Salvaging information from paused or stopped clinical studies

This letter aims to aid research teams in preserving the information from clinical studies that have been paused or stopped for unanticipated reasons. Our goal is to provide guidance to researchers seeking to honor the contributions of participants by increasing the chances of ultimately being able to answer the primary study questions. ¹ We note that these considerations are especially relevant in settings where study funding can be unstable.

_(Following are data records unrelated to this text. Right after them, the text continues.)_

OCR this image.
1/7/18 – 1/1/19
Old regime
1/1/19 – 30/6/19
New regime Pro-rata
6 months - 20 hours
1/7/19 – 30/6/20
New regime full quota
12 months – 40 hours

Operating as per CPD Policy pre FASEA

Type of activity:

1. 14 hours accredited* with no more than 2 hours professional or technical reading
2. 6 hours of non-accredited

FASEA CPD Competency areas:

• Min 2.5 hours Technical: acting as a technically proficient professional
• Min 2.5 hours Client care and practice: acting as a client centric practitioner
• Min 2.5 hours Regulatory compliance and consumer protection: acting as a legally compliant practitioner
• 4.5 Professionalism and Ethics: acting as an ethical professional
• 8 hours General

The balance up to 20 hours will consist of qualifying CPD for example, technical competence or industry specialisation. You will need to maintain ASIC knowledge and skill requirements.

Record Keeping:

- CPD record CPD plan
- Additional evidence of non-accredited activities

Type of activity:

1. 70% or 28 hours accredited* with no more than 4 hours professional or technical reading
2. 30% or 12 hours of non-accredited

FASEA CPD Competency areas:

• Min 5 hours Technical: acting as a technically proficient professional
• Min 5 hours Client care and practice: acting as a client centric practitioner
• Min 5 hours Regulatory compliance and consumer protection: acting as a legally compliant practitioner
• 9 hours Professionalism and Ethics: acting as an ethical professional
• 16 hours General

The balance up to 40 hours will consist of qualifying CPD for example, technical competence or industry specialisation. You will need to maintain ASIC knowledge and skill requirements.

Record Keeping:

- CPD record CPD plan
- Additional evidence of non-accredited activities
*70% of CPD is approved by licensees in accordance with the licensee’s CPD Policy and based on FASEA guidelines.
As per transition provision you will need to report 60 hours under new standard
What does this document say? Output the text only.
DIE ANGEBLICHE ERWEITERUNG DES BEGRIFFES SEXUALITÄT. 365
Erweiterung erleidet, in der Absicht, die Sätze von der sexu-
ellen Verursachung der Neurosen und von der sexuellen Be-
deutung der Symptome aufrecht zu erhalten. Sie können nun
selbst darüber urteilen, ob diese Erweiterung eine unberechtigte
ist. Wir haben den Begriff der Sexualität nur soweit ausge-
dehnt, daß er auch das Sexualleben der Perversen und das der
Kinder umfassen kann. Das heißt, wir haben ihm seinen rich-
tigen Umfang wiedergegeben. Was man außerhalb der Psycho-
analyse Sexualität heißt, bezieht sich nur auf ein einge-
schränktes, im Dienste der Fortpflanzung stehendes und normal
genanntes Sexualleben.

For settings where trials may end before they can reach conclusions (e.g. transient infectious outbreaks), Dean et al. ² advocate for core protocols that can be modified for different settings but are designed to provide compatible data. Furthermore, platform trials, which can operate like core protocols, use a single control group for multiple interventions that enter the trial at different times (e.g. see Longini et al. ³ ). This shared control improves efficiency and facilitates combining information across trials. Developing platform trials remains the most effective strategy for generating reliable evidence when studies are at risk of unexpected stopping.

Below, we consider options when no such core protocol exists prior to the start of studies. In addition to maintaining trial databases,^4,5 it is crucial to implement policies that are necessary for these studies to meet their scientific objectives, including the following. (1) No release of trial data after stopping. (2) If the study has a Data Safety and Monitoring Board (DSMB), it conducts an interim review of the study for both efficacy and futility. (If there is no DSMB, the study team should consider assembling one for this purpose.) (3) Interim analysis should follow standard alpha-spending rules, generally based on the fraction of accrued information.

If the DSMB does not recommend stopping, then either plan to continue the study after a pause if conditions permit or run a separate trial with a protocol that is as similar as possible to the original. If the second trial is also unlikely to reach its information target, an interim analysis should be conducted. If the DSMB does not recommend stopping, a team with no access to information from either trial (except perhaps summary information combined across arms from the first trial) could recommend combining results into a single “merged” trial.

When there is no possibility of completing individual or merged trials, meta-analyses can provide overall summaries of results, understanding that this approach cannot preserve overall type I error control regarding primary hypothesis tests. Here, teams conduct separate trials and then use standard methods to combine results. ⁶ Trial designs should be standardized as much as possible to facilitate interpretation of results.

Our proposals are consistent with principles of ethical study closure. One exemplary model was the closure of three open-label phase 1 trials of HIV prevention in pregnant women following United States Agency for International Development (USAID) stop-work orders (Sharon Hillier, personal communication). The MATRIX study team developed tailored closeout plans, which included recovery and destruction of study products; timely notification with ethics boards and regulators; transparent communication with participants regarding safety results and trial terminations; assurance that biospecimens would be used only as originally intended, then destroyed; and final review of data integrity by medical and data experts before database lock. We propose adding a sixth element: explicit plans for future study data use, including policy regarding release of data. A current inability to meet study goals does not preclude the possibility of achieving them in the future.

Finally, we note that new methods might also aid in our goals. Perhaps a core protocol could be reverse-engineered from a paused or stopped study—using a platform trial design where appropriate. Such methods should facilitate the development of successor studies, obviating the need to design entirely new trials from scratch. If the paused study were able to restart, that study would be analyzed as originally planned, but the controls from the restarted portion of the study could also serve as controls for other studies in the platform.

Our recommendations have important implications for Food and Drug Administration (FDA) policy. Specifically, the options we propose for completing paused or stopped trials require that study data not be prematurely released. This recommendation could appear to conflict with the FDA requirement to report results of non-phase I trials within 1 year of termination. Nevertheless, a “good cause extension” of this deadline can be requested. We believe that preserving the scientific integrity of trials by following our proposals for data release should be considered as one of the listed good causes for granting extension requests. ⁷

In summary, we propose methods to protect the scientific potential of studies to answer important questions and thereby maintain the trust of the people who participate in them. We believe that including our proposals as part of rigorous ethical closure practices will enhance the integrity of the research enterprise and honor the contributions of participants and will potentially address the needs of people who would benefit from trial results.